Lors des premières guerres de religion, ce fait pourrait être commun à la Roque : « En Aubrac, de multiples témoignages évoquent clairement la fuite à la recherche d’espaces isolés et protégés par les paysans « coustraintz demeurer avec leur bestalz parmy les bois et forestz pour la conservation tant de leurs personnes que bestial pour protéger le peu de bestial et biens qu’ils leur restent »» (P. A.V erlaguet, deux documents sur l’ancien hôpital d’Aubrac, 1928).
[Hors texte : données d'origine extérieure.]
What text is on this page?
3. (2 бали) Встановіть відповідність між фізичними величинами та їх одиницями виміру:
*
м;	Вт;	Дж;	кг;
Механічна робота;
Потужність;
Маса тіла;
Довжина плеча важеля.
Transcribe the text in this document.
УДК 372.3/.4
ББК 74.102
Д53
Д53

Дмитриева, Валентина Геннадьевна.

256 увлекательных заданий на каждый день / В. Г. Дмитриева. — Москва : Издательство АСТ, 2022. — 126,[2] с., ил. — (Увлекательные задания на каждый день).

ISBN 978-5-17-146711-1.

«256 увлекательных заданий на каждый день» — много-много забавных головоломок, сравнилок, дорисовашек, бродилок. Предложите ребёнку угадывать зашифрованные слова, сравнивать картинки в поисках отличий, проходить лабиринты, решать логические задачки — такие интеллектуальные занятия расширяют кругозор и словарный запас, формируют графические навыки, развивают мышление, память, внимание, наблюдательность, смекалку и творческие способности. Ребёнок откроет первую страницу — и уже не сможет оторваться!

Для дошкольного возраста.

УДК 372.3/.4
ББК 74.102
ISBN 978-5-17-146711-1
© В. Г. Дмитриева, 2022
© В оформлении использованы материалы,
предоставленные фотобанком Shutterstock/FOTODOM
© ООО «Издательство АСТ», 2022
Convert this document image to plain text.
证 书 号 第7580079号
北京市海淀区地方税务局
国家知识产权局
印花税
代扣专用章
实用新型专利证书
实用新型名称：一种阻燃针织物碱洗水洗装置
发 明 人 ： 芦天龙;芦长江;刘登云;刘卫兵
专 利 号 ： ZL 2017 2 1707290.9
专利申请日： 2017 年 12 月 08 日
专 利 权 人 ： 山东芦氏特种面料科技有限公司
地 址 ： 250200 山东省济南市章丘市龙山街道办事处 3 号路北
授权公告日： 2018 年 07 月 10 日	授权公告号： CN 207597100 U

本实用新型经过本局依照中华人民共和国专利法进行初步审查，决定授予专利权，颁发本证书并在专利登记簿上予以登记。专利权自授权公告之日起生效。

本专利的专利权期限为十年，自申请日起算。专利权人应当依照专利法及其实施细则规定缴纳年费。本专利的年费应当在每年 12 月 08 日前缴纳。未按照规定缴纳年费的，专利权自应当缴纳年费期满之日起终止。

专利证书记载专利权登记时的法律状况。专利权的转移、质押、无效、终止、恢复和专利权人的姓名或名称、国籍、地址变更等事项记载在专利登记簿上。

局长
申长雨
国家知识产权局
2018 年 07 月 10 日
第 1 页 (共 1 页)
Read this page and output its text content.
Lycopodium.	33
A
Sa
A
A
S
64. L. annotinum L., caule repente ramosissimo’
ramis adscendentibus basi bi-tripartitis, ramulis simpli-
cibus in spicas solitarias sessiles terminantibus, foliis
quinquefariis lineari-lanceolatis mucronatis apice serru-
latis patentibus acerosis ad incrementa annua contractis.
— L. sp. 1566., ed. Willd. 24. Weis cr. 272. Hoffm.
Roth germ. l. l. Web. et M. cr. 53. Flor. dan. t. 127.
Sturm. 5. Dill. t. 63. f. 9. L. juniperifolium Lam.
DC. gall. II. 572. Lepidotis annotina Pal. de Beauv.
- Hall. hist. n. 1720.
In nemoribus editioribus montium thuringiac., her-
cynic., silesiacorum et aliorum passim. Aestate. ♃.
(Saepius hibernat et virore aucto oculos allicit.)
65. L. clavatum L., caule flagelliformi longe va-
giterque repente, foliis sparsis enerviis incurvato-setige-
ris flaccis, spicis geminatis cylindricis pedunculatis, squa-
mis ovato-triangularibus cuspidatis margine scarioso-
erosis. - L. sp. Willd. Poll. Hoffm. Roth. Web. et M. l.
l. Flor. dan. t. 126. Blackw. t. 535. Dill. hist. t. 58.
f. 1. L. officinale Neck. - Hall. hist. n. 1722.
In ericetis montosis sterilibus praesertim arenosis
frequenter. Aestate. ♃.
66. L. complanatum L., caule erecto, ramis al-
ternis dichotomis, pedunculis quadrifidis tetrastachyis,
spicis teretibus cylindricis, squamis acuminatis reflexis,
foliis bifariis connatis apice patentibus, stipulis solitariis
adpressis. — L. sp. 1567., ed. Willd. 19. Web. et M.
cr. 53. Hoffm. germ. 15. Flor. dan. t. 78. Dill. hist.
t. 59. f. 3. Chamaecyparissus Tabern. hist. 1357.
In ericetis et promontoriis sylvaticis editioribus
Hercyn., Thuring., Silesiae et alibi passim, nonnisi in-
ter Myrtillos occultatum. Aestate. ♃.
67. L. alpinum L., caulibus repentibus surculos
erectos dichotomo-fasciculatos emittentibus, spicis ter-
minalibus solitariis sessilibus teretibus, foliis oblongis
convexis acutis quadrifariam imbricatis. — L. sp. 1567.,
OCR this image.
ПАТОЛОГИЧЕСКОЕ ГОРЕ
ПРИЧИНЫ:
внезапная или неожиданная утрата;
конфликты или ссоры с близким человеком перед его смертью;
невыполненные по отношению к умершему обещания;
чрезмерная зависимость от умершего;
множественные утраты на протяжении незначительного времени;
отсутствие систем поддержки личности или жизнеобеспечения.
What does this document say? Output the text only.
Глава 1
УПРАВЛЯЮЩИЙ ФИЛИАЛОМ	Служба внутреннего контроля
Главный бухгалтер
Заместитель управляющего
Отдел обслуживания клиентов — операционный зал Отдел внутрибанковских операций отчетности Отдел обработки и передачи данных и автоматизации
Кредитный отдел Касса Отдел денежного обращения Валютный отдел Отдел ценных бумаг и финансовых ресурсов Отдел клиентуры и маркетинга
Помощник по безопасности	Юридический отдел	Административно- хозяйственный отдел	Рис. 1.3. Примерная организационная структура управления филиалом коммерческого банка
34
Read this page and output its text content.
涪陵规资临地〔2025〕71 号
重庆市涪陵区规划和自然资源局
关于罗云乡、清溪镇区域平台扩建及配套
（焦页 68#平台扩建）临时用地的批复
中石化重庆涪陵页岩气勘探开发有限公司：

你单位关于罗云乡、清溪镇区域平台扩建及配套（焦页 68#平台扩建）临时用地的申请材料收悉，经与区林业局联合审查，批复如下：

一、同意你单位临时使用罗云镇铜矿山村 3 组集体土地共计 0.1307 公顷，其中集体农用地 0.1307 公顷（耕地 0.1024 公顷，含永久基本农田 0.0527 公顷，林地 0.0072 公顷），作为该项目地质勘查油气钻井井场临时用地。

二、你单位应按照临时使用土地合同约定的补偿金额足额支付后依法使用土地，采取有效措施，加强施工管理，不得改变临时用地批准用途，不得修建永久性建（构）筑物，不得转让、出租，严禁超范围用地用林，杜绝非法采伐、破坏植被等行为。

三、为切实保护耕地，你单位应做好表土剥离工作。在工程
On sait que dans le secteur les grottes servaient d’abri aux bestiaux en temps de pillage : « En 1464, Jean de la Tour baille à nouvel acapte à Etienne Navech, une jasse dite de Calvel, avec terroir et balme adjacente dite « balme moutonne » ; confrontant les rancs » (Bousquet, Archives château Vézins).

Parmi les pillages commis à la Roque, citons-en un : Jean de Garceval écrit en 1629 aux consuls de Millau : « Messieurs, je n’eusse jamais cru que non contents de me piller mon propre bétail de Pierrefiche, pendant mon absence à Recoules… non contents de m’avoir pillé, brûlé deux villages, Montredon et le Maubert et commis un détestable assassinat en la personne d’un innocent âgé de dix ans à Montredon, massacré de 38 coups de poignard ; emmené le bétail de Montredon, pillé ma métairie de Brunas ; rançonné un mien muletier à raison de 100 livres, pris une paire de bœufs évalués 28 écus ; pris 4 mulets avec leurs charges… Pour arrêter le cours de vos excès, je retiens dix-sept personnes pour en faire pendre une à chaque fois que j’apprendrai une nouvelle certaine de quelque violence ou injustice qui me sera faite par quelqu’un des vôtres, soit en mes biens ou en mes sujets ». (Archives municipales Millau).

Nul doute qu’en ces temps si troubles, la grotte du Bouxès a servi à la préservation du bétail. A proximité de la grotte se trouve un autre abri sous roche, mais qui est sans profondeur.